All four men were indicted by a grand jury on February 16, 2023 after hearings on the case continued several times throughout 2022. Kamara was also sued in civil court by the alleged victim, who filed a lawsuit against him in Louisiana last October.
The alleged victim, Darnell Greene Jr., accused Kamara and the other men of hitting and then stomping on him while he was unconscious.
While Greene initially sought $10 million in damages from Kamara, a dismissal notice in a Louisiana court last November said the lawsuit was never officially served on Kamara.
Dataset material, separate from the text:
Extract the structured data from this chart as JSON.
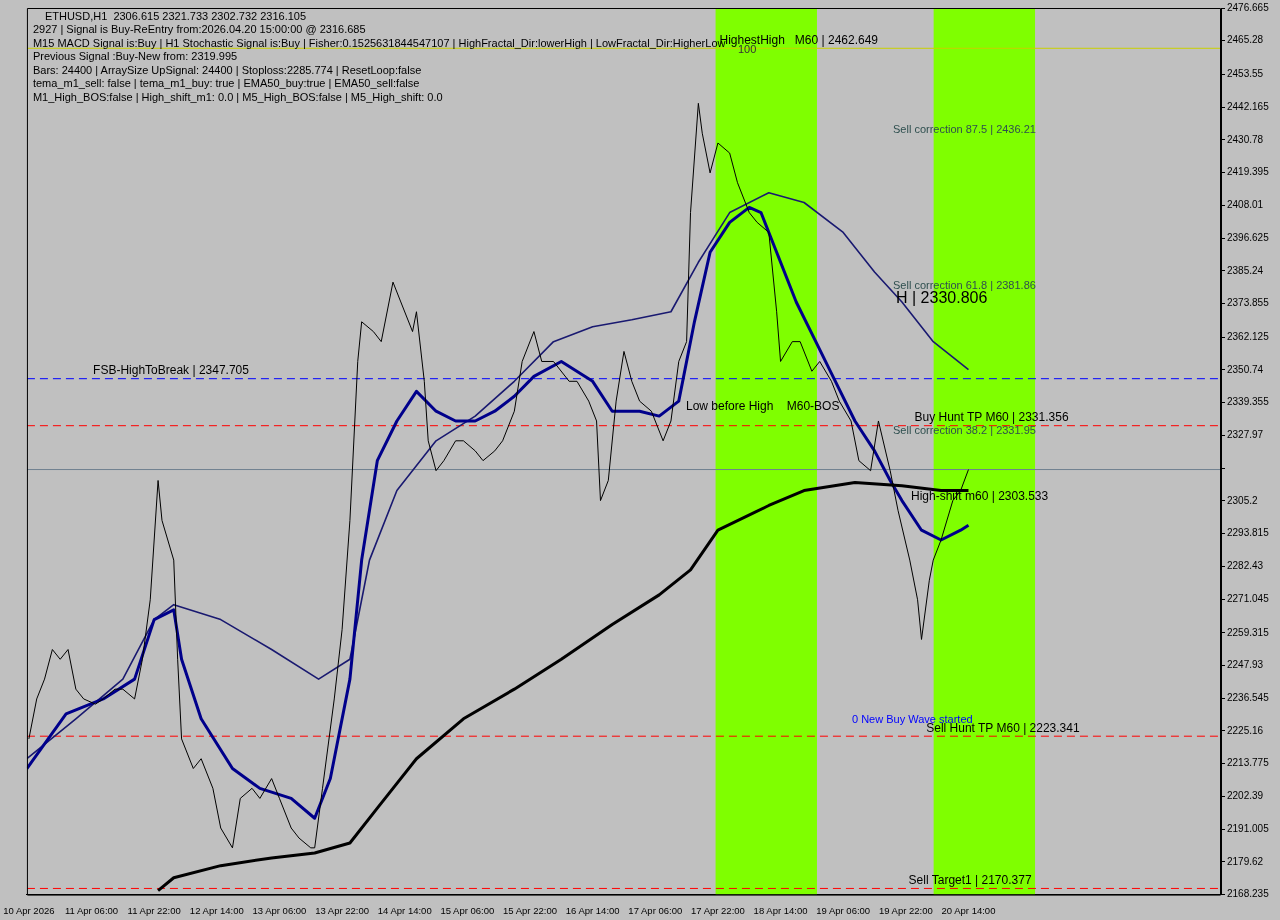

The two men reached a private settlement on July 10, according to Greene’s attorney, Tony Buzbee.
buzzbee said on his Instagram account that the settlement also included a public apology from Kamara.
“Please accept my sincere apologies for the events of February 5, 2022 in Las Vegas,” the apology read. “I am pleased that we were able to put this unfortunate incident behind us and wish you all the best for the future.”
Following the grand jury’s indictment in February, the four men were due to be tried by jury on July 31, but Kamara’s performance has now been canceled due to his plea deal.
The NFL released a statement Tuesday that said, “We have been closely monitoring all developments on the matter, which is still under review.”
The NFL lists assault/assault as a form of prohibited conduct in its official conduct policy and says any player found engaging in such conduct may be subject to a disciplinary sanction, even if there is no criminal conviction.
“It’s not enough to just avoid being convicted of a crime,” states the league’s policy. “We all have higher standards and we need to behave responsibly, promote NFL values and be lawful. Players who have been convicted of a criminal offense or who are the subject of criminal proceedings… are concerned.” Discipline.”